December 11, 1914

Four months into the war, the reports of casualties in the pages of the Ashbourne Telegraph were taking on a degree of inevitability.
On page five the newspaper recorded the death of another Ashbourne soldier killed in action. Private Owen Slater of the 1st Battalion Grenadier Guards died of wounds received on October 30 in France.
Pte Slater, it was noted, had only married in July and left a young widow. A regular soldier, he had been on the point of joining the reserves when war broke out. He had sailed for France in early October. The Telegraph reported that Slater’s ‘daring was exceptional’ and that on one occasion he had risked his own life to carry his stricken officer to safety.

On the same page the paper reported on the crowded memorial service held in the parish church for Pte Slater, Pte Harry Walton and Lance-Corporal S Foster.
The Rev J W Leighton told the congregation: “We come into the church appalled by the length of the list of those in whose memory this service is held. True there are only three names, but when we consider the size of the place the list up-to-date is a heavy one. But whilst we are appalled we cannot help feel proud that the list is so heavy, for it proves Ashbourne is not shirking its duty.”

One young soldier serving with the Sherwood Foresters died, not as a result of war, but from meningitis. Lawrence Victor Ball, 24, had been taken ill at camp at Swanwick, but was sent home to Mickleover with suspected influenza before being admitted to hospital where despite treatment he died.

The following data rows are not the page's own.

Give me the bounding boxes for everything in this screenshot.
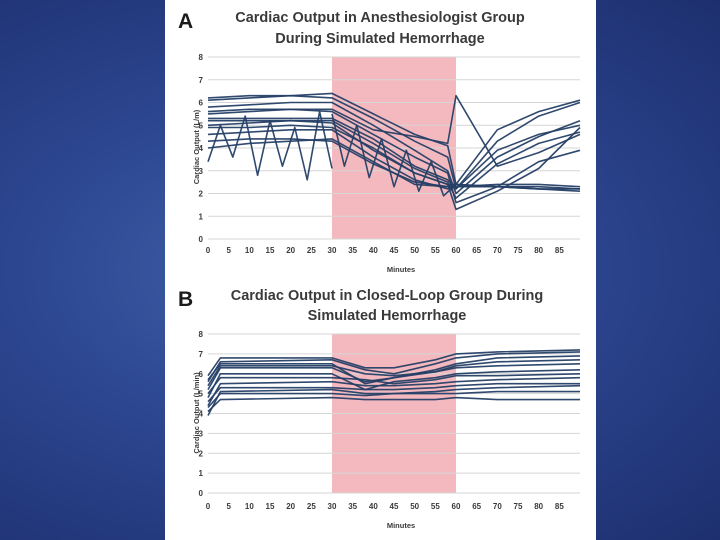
- panel-b-xtick-label: 75: [514, 502, 523, 511]
- panel-a-series-subject-11: [208, 119, 581, 199]
- panel-b-xtick-label: 80: [534, 502, 543, 511]
- panel-b-series-subject-6: [207, 349, 581, 377]
- panel-b-xtick-label: 60: [452, 502, 461, 511]
- panel-b-xtick-label: 65: [472, 502, 481, 511]
- panel-b-series-subject-9: [207, 373, 581, 395]
- panel-a-ytick-label: 5: [199, 121, 204, 130]
- panel-b-xtick-label: 20: [286, 502, 295, 511]
- panel-a-xtick-label: 30: [328, 246, 337, 255]
- panel-a-series-subject-12: [207, 92, 581, 186]
- panel-a-xtick-label: 60: [452, 246, 461, 255]
- panel-b-ytick-label: 8: [199, 330, 204, 339]
- panel-b-ytick-label: 6: [199, 370, 204, 379]
- panel-a-series-oscillating-1: [207, 110, 333, 181]
- panel-b-series-subject-11: [207, 382, 580, 403]
- panel-a-xtick-label: 75: [514, 246, 523, 255]
- panel-b-series-subject-12: [207, 355, 581, 385]
- panel-b-series-subject-5: [207, 351, 581, 383]
- panel-b-xtick-label: 55: [431, 502, 440, 511]
- panel-a-xtick-label: 35: [348, 246, 357, 255]
- panel-a-xtick-label: 70: [493, 246, 502, 255]
- panel-b-xtick-label: 5: [226, 502, 231, 511]
- panel-b-ytick-label: 4: [199, 410, 204, 419]
- panel-a-letter: A: [178, 10, 193, 33]
- panel-b-xtick-label: 10: [245, 502, 254, 511]
- panel-a-title-line-2: During Simulated Hemorrhage: [275, 31, 484, 47]
- panel-a-xtick-label: 10: [245, 246, 254, 255]
- panel-a-xlabel: Minutes: [387, 265, 415, 274]
- panel-b-chart: B Cardiac Output in Closed-Loop Group Du…: [178, 288, 581, 530]
- panel-a-xtick-label: 45: [390, 246, 399, 255]
- panel-b-ytick-label: 7: [199, 350, 204, 359]
- panel-a-ytick-label: 2: [199, 190, 204, 199]
- panel-a-series-subject-7: [207, 101, 581, 195]
- panel-a-xtick-label: 20: [286, 246, 295, 255]
- panel-a-xtick-label: 65: [472, 246, 481, 255]
- panel-b-series-subject-2: [207, 376, 581, 406]
- panel-b-letter: B: [178, 288, 193, 311]
- panel-b-title-line-1: Cardiac Output in Closed-Loop Group Duri…: [231, 288, 544, 304]
- panel-b-ytick-label: 0: [199, 489, 204, 498]
- panel-b-xtick-label: 35: [348, 502, 357, 511]
- figure: A Cardiac Output in Anesthesiologist Gro…: [178, 10, 581, 530]
- panel-a-ylabel: Cardiac Output (L/m): [192, 109, 201, 184]
- panel-b-ytick-label: 1: [199, 469, 204, 478]
- panel-a-xtick-label: 50: [410, 246, 419, 255]
- panel-a-chart: A Cardiac Output in Anesthesiologist Gro…: [178, 10, 581, 274]
- panel-a-ytick-label: 4: [199, 144, 204, 153]
- panel-a-series-subject-10: [207, 138, 581, 188]
- panel-a-ytick-label: 1: [199, 212, 204, 221]
- panel-b-ytick-label: 2: [199, 449, 204, 458]
- panel-a-xtick-label: 80: [534, 246, 543, 255]
- panel-a-ytick-label: 0: [199, 235, 204, 244]
- panel-b-series-subject-8: [207, 390, 580, 409]
- panel-b-xlabel: Minutes: [387, 521, 415, 530]
- panel-a-title-line-1: Cardiac Output in Anesthesiologist Group: [235, 10, 525, 26]
- panel-a-xtick-label: 25: [307, 246, 316, 255]
- panel-b-title-line-2: Simulated Hemorrhage: [308, 308, 467, 324]
- panel-a-ytick-label: 6: [199, 99, 204, 108]
- panel-a-xtick-label: 85: [555, 246, 564, 255]
- panel-b-xtick-label: 15: [266, 502, 275, 511]
- panel-a-xtick-label: 15: [266, 246, 275, 255]
- panel-b-series-subject-3: [207, 369, 581, 398]
- panel-b-xtick-label: 30: [328, 502, 337, 511]
- panel-b-series-subject-7: [207, 396, 580, 413]
- panel-b-xtick-label: 25: [307, 502, 316, 511]
- panel-a-xtick-label: 0: [206, 246, 211, 255]
- panel-a-ytick-label: 8: [199, 53, 204, 62]
- panel-b-xtick-label: 85: [555, 502, 564, 511]
- panel-b-ylabel: Cardiac Output (L/min): [192, 372, 201, 454]
- panel-b-xtick-label: 70: [493, 502, 502, 511]
- panel-a-xtick-label: 40: [369, 246, 378, 255]
- panel-a-series-oscillating-2: [331, 113, 457, 197]
- panel-a-ytick-label: 3: [199, 167, 204, 176]
- panel-a-xtick-label: 55: [431, 246, 440, 255]
- panel-b-xtick-label: 45: [390, 502, 399, 511]
- panel-a-series-subject-9: [207, 94, 581, 167]
- panel-b-xtick-label: 40: [369, 502, 378, 511]
- panel-a-series-subject-5: [208, 117, 581, 190]
- panel-a-series-subject-8: [208, 124, 581, 190]
- panel-a-ytick-label: 7: [199, 76, 204, 85]
- panel-b-ytick-label: 5: [199, 390, 204, 399]
- panel-b-series-subject-10: [207, 363, 581, 387]
- panel-b-xtick-label: 50: [410, 502, 419, 511]
- panel-b-xtick-label: 0: [206, 502, 211, 511]
- panel-a-xtick-label: 5: [226, 246, 231, 255]
- panel-b-ytick-label: 3: [199, 429, 204, 438]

The focus in the columns of both national and local press had, thus far, been on the fighting in Europe, but a letter home from Trooper Bert Samuels to his parents in Station Street, Ashbourne, told of military service much further away. Trooper Samuels was training in South Africa with the Transkei Mounted Rifles, an experience he described as: “Very severe, much harder than the training we had for the Yeomanry in the Boer War.”
He told his parent he expected to be sent to German South West Africa, but that if the conflict in Africa ended earlier than the European Campaign he believed they would have a chance to come to Europe. Clearly keen to keep up with the news back home he signs off with a request: “Some English papers will be very acceptable.”

Despite the horrors of the war on the continent, life, trade and commerce in Derbyshire continued. The pages of the Telegraph were still busy with advertisements for everything from a cure for nits to fireplaces. Of questionable taste was JH Henstock’s advertisement for its Magpie fountain pen (2s 6d):
In the Firing Line
A Maxim gun is a very serviceable and ‘striking’ piece of mechanism, without which the army would not be considered fully equipped; and would scarcely think of going into battle, for it is an indispensible article of warfare.
In the Writing Line
A Fountain Pen is equally serviceable, though not formidable to life, but possibly lengthens it by lessening the labour entailed in letter writing, or any of the innumerable occasions in which a pen can be of active service.

An earlier edition of the Telegraph featured an anonymous letter accusing the rich and powerful of pressuring their workers to sign up for Kitchener’s Army.

Speaking at the annual meeting of the Personal Service Association, The Duke of Devonshire said that when the war was brought to “the only conclusion to which they could look forward” there would exist a far better understanding between all sections and classes of the community.
“Those who had the advantages and privileges of education would be more and more anxious than they had been in the past to devote time and attention and work towards helping and doing something for those who were not so fortunately placed as themselves,” he said.

Whispers were circulating that the Ashbourne Belgian Refugees Hospitality Committee had been profligate with donations, but the Telegraph stepped in to quell the disquiet.
“We may refer our readers to a letter from the chairman of the committee denying a certain ungenerous rumour, which seems to have gained currency in the town. The imputation that there has been waste and extravagance is entirely without foundation. It is impossible to explain in the columns of a newspaper all the necessary details of the disposal of the stores so generously provided, but the Chairman has given us sufficient information to dispel any doubts on that point, and the public may rest content that the committee are managing the funds and articles kindly placed at their disposal in an economic and efficient manner, and ever keeping in view the full circumstances.”

Ashbourne men with the 6th Notts and Derbys training in Essex had been dubbed the Men from the Mountains and it was reported none compared to them for ‘trenching and marching’.

A hidden benefit of military service was propounded under the headline Our Men In Training suggesting that the rigour of military life was having a ‘desirable effect on their physique’.
“When the boys come back to civilian life they will feel all the better for their arduous experience. Little ailments and indispositions which formerly troubled them will have completely vanished, and there will be instead a strong, vigorous, and healthy constitution.”

Finally at the foot of the back page readers are informed to look out for the next serialization to be published: The Greed of Conquest – ‘Our Great New War Serial’ the first chapter of which was due to start on December 18.